In the rapidly changing world of artificial intelligence, it has evolved into much more than mere predictions based on data analysis. It now emerges with unlimited potential for creative content creation and problem-solving models. With generative AI models like ChatGPT, chatbots represent improvements in language recognition capabilities. According to a market research report, the global generative artificial intelligence market is poised for exponential growth, expected to grow from USD 8.65 billion in 2022 to USD 188.62 billion by 2032, at a staggering CAGR of 36 ,10% during the forecast period 2023-2032. The dominance of the North American region in the market in 2022 highlights the widespread adoption and recognition of the potential of Generative AI.
Why is RAG important?
Every industry hopes to develop an AI implementation, such as Generative AI, that can leverage big data to deliver meaningful insights and solutions or provide greater customization and automation to harness the potential of AI. However, Generative AI by leveraging neural network and large language model (LLM) architectures helps companies improve while limiting content production or analysis that may be factually incorrect given the volume of data fed into the developed model, also known as “hallucinations” or providing outdated information.
To overcome this limitation, the augmented retrieval generation approach in LLM changes the way information or data is retrieved from other knowledge sources beyond the coded data or dated knowledge base. Therefore, RAG works in two phases – retrieval and generation – and, when combined with generative in LLM, provides more informed and relevant results to a user’s query or question. Long-form question answering (LFQA) is just one type of RAG that has shown huge potential in LLM models.
RAG is also an efficient and cost-effective approach since companies can save time and money retrieving relevant information instead of feeding all available data into language models and adapting the algorithm to a pre-trained model.
RAG use cases are spread across industries such as retail, healthcare, etc. RAG access to enterprise data is useful for customer-facing businesses. Therefore, businesses require their LLM models to deliver more relevant and accurate information with RAG. A selection of tools that offer RAG implementation with domain expertise. This approach further ensures reliability of results to its users by providing insight into the sources of AI-generated responses. Direct source citations allow for quick fact-checking. This further provides greater flexibility and control to LLM developers in validating and troubleshooting model inaccuracies as needed. Flexibility also extends to allowing developers to restrict or hide the retrieval of sensitive information to different authorization levels to comply with regulation.
Implementation of the RAG framework
Frameworks offered by tools such as Haystack can help build, test, and fine-tune data-driven LLM systems. Such frameworks help companies gather stakeholder feedback, develop guidelines, interpret various performance metrics, formulate search queries for outsourced searches, etc. Haystack offers companies the ability to develop models using the latest architectures, including RAG to generate better meaningful insights and support a wide range of use cases modern LLM models.

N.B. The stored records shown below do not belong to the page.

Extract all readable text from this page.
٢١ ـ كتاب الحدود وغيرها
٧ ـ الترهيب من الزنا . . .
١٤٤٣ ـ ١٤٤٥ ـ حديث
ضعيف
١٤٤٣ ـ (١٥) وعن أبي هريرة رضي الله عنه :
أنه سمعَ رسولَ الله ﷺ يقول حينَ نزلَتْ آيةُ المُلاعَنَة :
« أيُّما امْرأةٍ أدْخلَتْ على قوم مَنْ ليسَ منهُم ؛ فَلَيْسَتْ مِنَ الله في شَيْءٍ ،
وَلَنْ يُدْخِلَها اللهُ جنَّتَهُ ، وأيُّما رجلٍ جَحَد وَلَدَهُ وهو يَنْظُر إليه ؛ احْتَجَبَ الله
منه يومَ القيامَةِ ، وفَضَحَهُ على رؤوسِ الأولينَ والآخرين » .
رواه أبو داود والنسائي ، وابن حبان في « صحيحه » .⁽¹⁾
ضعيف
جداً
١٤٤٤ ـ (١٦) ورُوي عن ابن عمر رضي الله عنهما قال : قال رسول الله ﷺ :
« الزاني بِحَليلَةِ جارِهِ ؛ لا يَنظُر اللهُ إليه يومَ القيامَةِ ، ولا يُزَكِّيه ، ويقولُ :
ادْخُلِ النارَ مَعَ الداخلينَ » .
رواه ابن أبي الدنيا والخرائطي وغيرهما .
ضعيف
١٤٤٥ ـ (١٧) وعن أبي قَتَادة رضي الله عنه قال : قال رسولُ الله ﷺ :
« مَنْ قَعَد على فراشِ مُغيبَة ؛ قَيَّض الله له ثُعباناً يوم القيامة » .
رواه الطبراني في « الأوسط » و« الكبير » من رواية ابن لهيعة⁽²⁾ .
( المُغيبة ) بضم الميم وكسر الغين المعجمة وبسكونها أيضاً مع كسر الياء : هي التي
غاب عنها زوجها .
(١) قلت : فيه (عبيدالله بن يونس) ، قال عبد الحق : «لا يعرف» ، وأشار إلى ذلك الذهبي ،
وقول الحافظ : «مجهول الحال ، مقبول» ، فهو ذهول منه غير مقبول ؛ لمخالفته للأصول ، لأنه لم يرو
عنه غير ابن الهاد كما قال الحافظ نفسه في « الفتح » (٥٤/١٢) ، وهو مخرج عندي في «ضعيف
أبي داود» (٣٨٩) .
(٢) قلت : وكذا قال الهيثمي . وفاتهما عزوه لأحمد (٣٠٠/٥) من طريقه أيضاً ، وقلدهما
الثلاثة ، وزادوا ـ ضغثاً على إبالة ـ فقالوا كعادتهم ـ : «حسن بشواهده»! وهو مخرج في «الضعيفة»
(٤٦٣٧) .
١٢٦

The K2view RAG tool can help data professionals derive credible results from an organization’s internal information and data. K2View powers RAG’s patented approach to Data Products, which are data assets for core business entities (customers, loans, products, etc.) that combine data to help companies better customize services or identify suspicious activity on a customer’s account. Reliable data products feed real-time data into the RAG framework to integrate the service user and provide relevant results by suggesting relevant instructions and recommendations. These insights are made available to LLM systems along with the query to provide a more accurate and personalized response.
RAG workflows offered by Nanonets are also available for companies to achieve customization based on company data. These workflows using NLP enable real-time data synchronization between different data sources and provide the ability for LLM models to read and perform actions on external applications. Daily business operations such as customer support, inventory management or marketing campaigns can be successfully managed through RAG’s unified workflows.

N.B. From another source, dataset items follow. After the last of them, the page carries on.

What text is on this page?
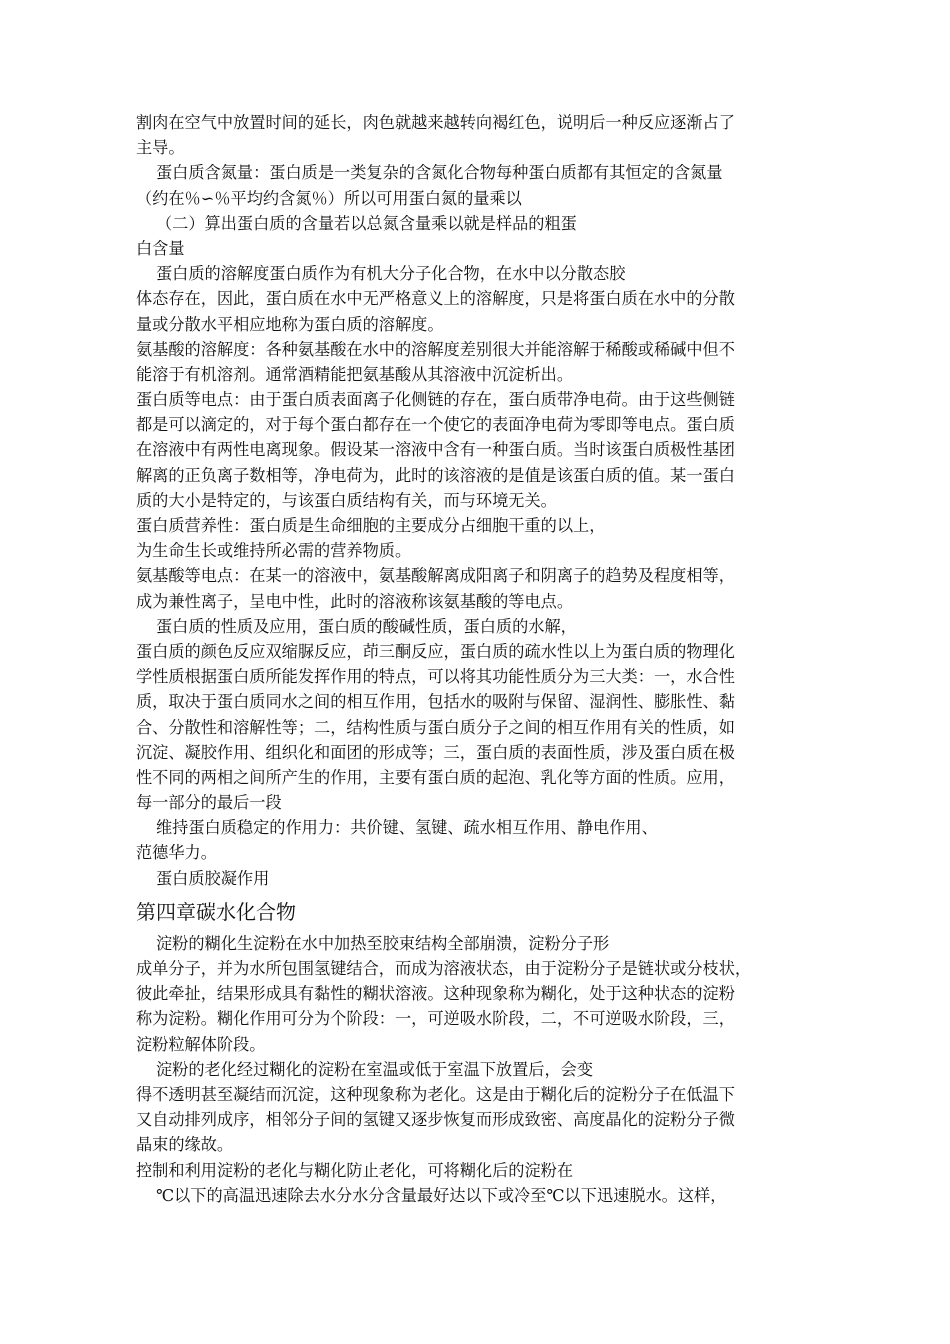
割肉在空气中放置时间的延长，肉色就越来越转向褐红色，说明后一种反应逐渐占了
主导。
蛋白质含氮量：蛋白质是一类复杂的含氮化合物每种蛋白质都有其恒定的含氮量
（约在％∽％平均约含氮％）所以可用蛋白氮的量乘以
（二）算出蛋白质的含量若以总氮含量乘以就是样品的粗蛋
白含量
蛋白质的溶解度蛋白质作为有机大分子化合物，在水中以分散态胶
体态存在，因此，蛋白质在水中无严格意义上的溶解度，只是将蛋白质在水中的分散
量或分散水平相应地称为蛋白质的溶解度。
氨基酸的溶解度：各种氨基酸在水中的溶解度差别很大并能溶解于稀酸或稀碱中但不
能溶于有机溶剂。通常酒精能把氨基酸从其溶液中沉淀析出。
蛋白质等电点：由于蛋白质表面离子化侧链的存在，蛋白质带净电荷。由于这些侧链
都是可以滴定的，对于每个蛋白都存在一个使它的表面净电荷为零即等电点。蛋白质
在溶液中有两性电离现象。假设某一溶液中含有一种蛋白质。当时该蛋白质极性基团
解离的正负离子数相等，净电荷为，此时的该溶液的是值是该蛋白质的值。某一蛋白
质的大小是特定的，与该蛋白质结构有关，而与环境无关。
蛋白质营养性：蛋白质是生命细胞的主要成分占细胞干重的以上，
为生命生长或维持所必需的营养物质。
氨基酸等电点：在某一的溶液中，氨基酸解离成阳离子和阴离子的趋势及程度相等，
成为兼性离子，呈电中性，此时的溶液称该氨基酸的等电点。
蛋白质的性质及应用，蛋白质的酸碱性质，蛋白质的水解，
蛋白质的颜色反应双缩脲反应，茚三酮反应，蛋白质的疏水性以上为蛋白质的物理化
学性质根据蛋白质所能发挥作用的特点，可以将其功能性质分为三大类：一，水合性
质，取决于蛋白质同水之间的相互作用，包括水的吸附与保留、湿润性、膨胀性、黏
合、分散性和溶解性等；二，结构性质与蛋白质分子之间的相互作用有关的性质，如
沉淀、凝胶作用、组织化和面团的形成等；三，蛋白质的表面性质，涉及蛋白质在极
性不同的两相之间所产生的作用，主要有蛋白质的起泡、乳化等方面的性质。应用，
每一部分的最后一段
维持蛋白质稳定的作用力：共价键、氢键、疏水相互作用、静电作用、
范德华力。
蛋白质胶凝作用
第四章碳水化合物
淀粉的糊化生淀粉在水中加热至胶束结构全部崩溃，淀粉分子形
成单分子，并为水所包围氢键结合，而成为溶液状态，由于淀粉分子是链状或分枝状，
彼此牵扯，结果形成具有黏性的糊状溶液。这种现象称为糊化，处于这种状态的淀粉
称为淀粉。糊化作用可分为个阶段：一，可逆吸水阶段，二，不可逆吸水阶段，三，
淀粉粒解体阶段。
淀粉的老化经过糊化的淀粉在室温或低于室温下放置后，会变
得不透明甚至凝结而沉淀，这种现象称为老化。这是由于糊化后的淀粉分子在低温下
又自动排列成序，相邻分子间的氢键又逐步恢复而形成致密、高度晶化的淀粉分子微
晶束的缘故。
控制和利用淀粉的老化与糊化防止老化，可将糊化后的淀粉在
℃以下的高温迅速除去水分水分含量最好达以下或冷至℃以下迅速脱水。这样，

According to McKinsey, approximately 75 percent of the potential value created by generative artificial intelligence is focused on four key sectors: customer service, marketing and sales, software development, and research and development.
These platforms leverage expertise to effectively address implementation challenges, ensuring scalability and compliance with data protection laws. Moreover, designed RAG systems adapt to evolving business needs, enabling organizations to remain agile and competitive in dynamic market environments.
The future of RAG
As artificial intelligence continues to evolve, the integration of the RAG framework represents a key advance in improving the capabilities of Generative AI models. By combining the power of machine learning with the breadth of external knowledge sources, RAG ensures the reliability and relevance of answers generated by artificial intelligence and gives developers greater flexibility and control in refining and solving model problems. As companies struggle to rely on the accuracy of AI-generated responses as insights or answers to business questions, RAG is poised to revolutionize the landscape of AI-driven innovation, improved decision-making and enhanced customer experience.